Course syllabus for Introductory course in mathematics

• know the elementary functions, what computational rules applies to them, how they relate, how their graphs can be constructed and be able to use this in solving problems of a fairly complex nature and basic modelling
• understand, be able to define, determine and use various basic properties of real valued functions of one real variable, such as domain/range, increasing/decreasing, even/odd, asymptotes and invertibility.
• understand and be able to define various types of limits of real valued functions of one real variable, know the basic theorems that applies to them and with judgement be able to use these when solving problems.
• understand and be able to define the concept of a continuous real valued function of one real variable, know the basic theorems that applies to them and use these when solving problems. 
• understand and be able to define the concepts of differentiable real valued function of one real variable and the derivative of such a function, know and be able to prove basic theorems that applies to them and with judgement use these when solving problems.
• be able to solve systems of linear equations with several rows and variables using row operations to echelon form and be able to determine the number of solutions to such systems.
• understand and be able to use the complex numbers and the complex exponential function when solving problems.
• be able to use basic concept with respect to linear analytical geometry in three dimensions to determine equations for planes and lines, the distance between such object and area of parallelograms and volume of prallelepipeds.

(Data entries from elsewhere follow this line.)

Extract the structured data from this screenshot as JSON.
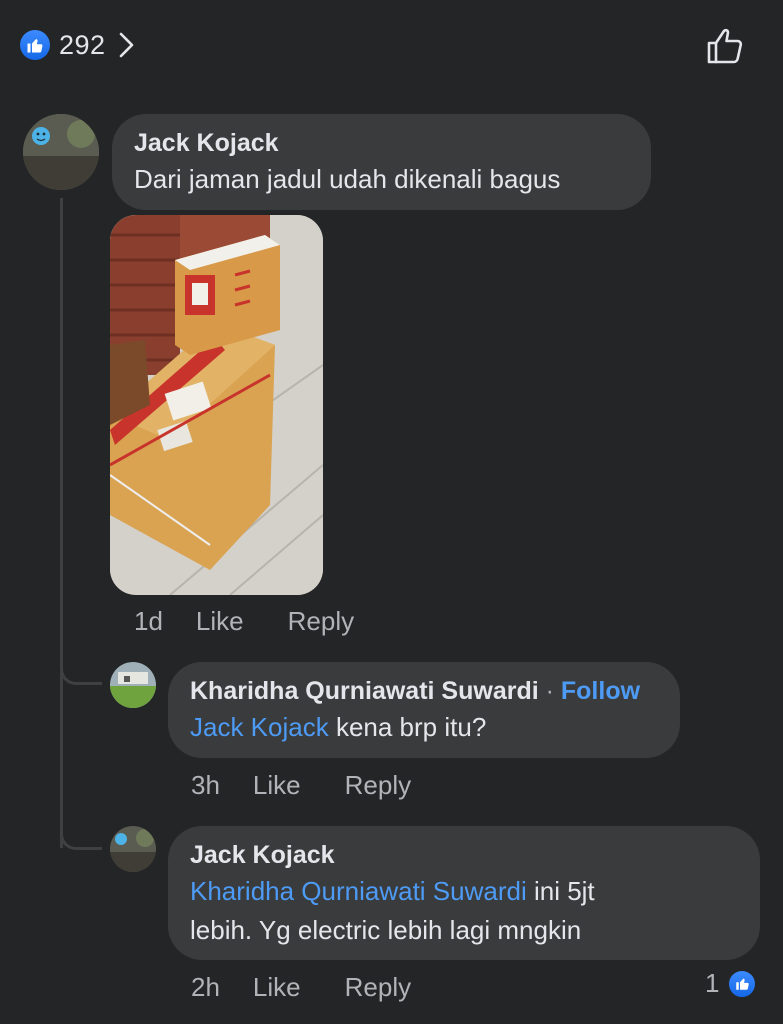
{
  "reactions": {
    "count": "292",
    "like_badge_icon": "thumbs-up-icon",
    "chevron_icon": "chevron-right-icon",
    "like_button_icon": "thumbs-up-outline-icon"
  },
  "comments": [
    {
      "author": "Jack Kojack",
      "text": "Dari jaman jadul udah dikenali bagus",
      "has_photo": true,
      "time": "1d",
      "like_label": "Like",
      "reply_label": "Reply"
    }
  ],
  "replies": [
    {
      "author": "Kharidha Qurniawati Suwardi",
      "separator": " · ",
      "follow_label": "Follow",
      "mention": "Jack Kojack",
      "text": " kena brp itu?",
      "time": "3h",
      "like_label": "Like",
      "reply_label": "Reply"
    },
    {
      "author": "Jack Kojack",
      "mention": "Kharidha Qurniawati Suwardi",
      "text_line1_rest": " ini 5jt",
      "text_line2": "lebih. Yg electric lebih lagi mngkin",
      "time": "2h",
      "like_label": "Like",
      "reply_label": "Reply",
      "reaction_count": "1"
    }
  ],
  "colors": {
    "background": "#242526",
    "bubble": "#3a3b3c",
    "link": "#4d9bf5",
    "secondary_text": "#b0b3b8",
    "like_blue": "#1877f2"
  }
}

Differential calculus of functions formed from the elementary functions. General theory of functions. Solution of linear systems of equations using Gauss elimination, and determination of the number of solutions. Vectors and equations for lines and planes in space and calculations using these.

The concepts definition, theorem and proof, and the meaning and use of logical symbols in problem solving and construction of arguments and proofs.

Solution of linear systems of equations using Gauss elimination (row reduction). Determine whether a system has a unique solution, infinitely many solutions or no solutions.

Vector algebra; addition of vectors and multiplication of vector by numbers (scalars) and graphical interpretation of these operations. Length of a vector and normalized vectors, as well as dot and cross products and the geometrical interpretation of these constructions. 

Description of planes and lines in space using equations and normal vectors to planes and direction vectors for lines. Application of dot and cross products to calculations of lengths and distances, e.g. computing the distance between a point and a plane.

The meaning of limits of the form limx±∞f(x), limx±af(x) etc., and the calculation of such limits. The concepts of left and right limits and the definition of a function f(x) being continuous in a point.

Domain and range of a function. Combinations and compositions of functions. Continuity and inverse of a function, and relation to its graph.

The fundamental trigonometric functions sin(x), cos(x) and tan(x), their derivatives and graphs. Values for e.g. sin(a) for certain special angles a, and solution of simple trigonometric equations. Use of trigonometric functions to solve triangles, and trigonometric identities.

Calculations using inverse trigonometric functions and their values for the cases where the answers are known angles. Their definition, domains and ranges, and derivatives and graphs.

Definitions and properties for functions ln(x) and e^x, their graphs and calculations of their derivatives. Limits of functions involving logarithms and exponential functions.

The connection between derivative and directional coefficient of the tangent line and calculations of tangents and normal. Calculations of derivatives (including derivatives of inverse functions) and application of derivatives to determine where a function is increasing/decreasing and convex up/down. Implicit differentiation. The mean value theorem and its application.

Definition of the concepts increasing/decreasing (non-increasing/non-decreasing) and concave up/down functions and their implications. Differentiability implies continuity (but not the other way around) and finding the tangent line to a specified function in a specified point. The max/min theorem and the intermediate value theorems, and their application.

Optimisation of continuous functions on open/closed intervals. Critical points and local extreme points of functions and finding global and local maxima and minima.

Formulation of mathematical models for simple geometrical and physical problems. Solution of the resulting mathematical problems.

Construction of sketch of graph of a function through determining its properties. Vertical, horizontal and oblique asymptotes and finding them.

Non-compulsory  assignments may render bonus points to the exam. Information about this will occur on the course web page at the start of each course occation.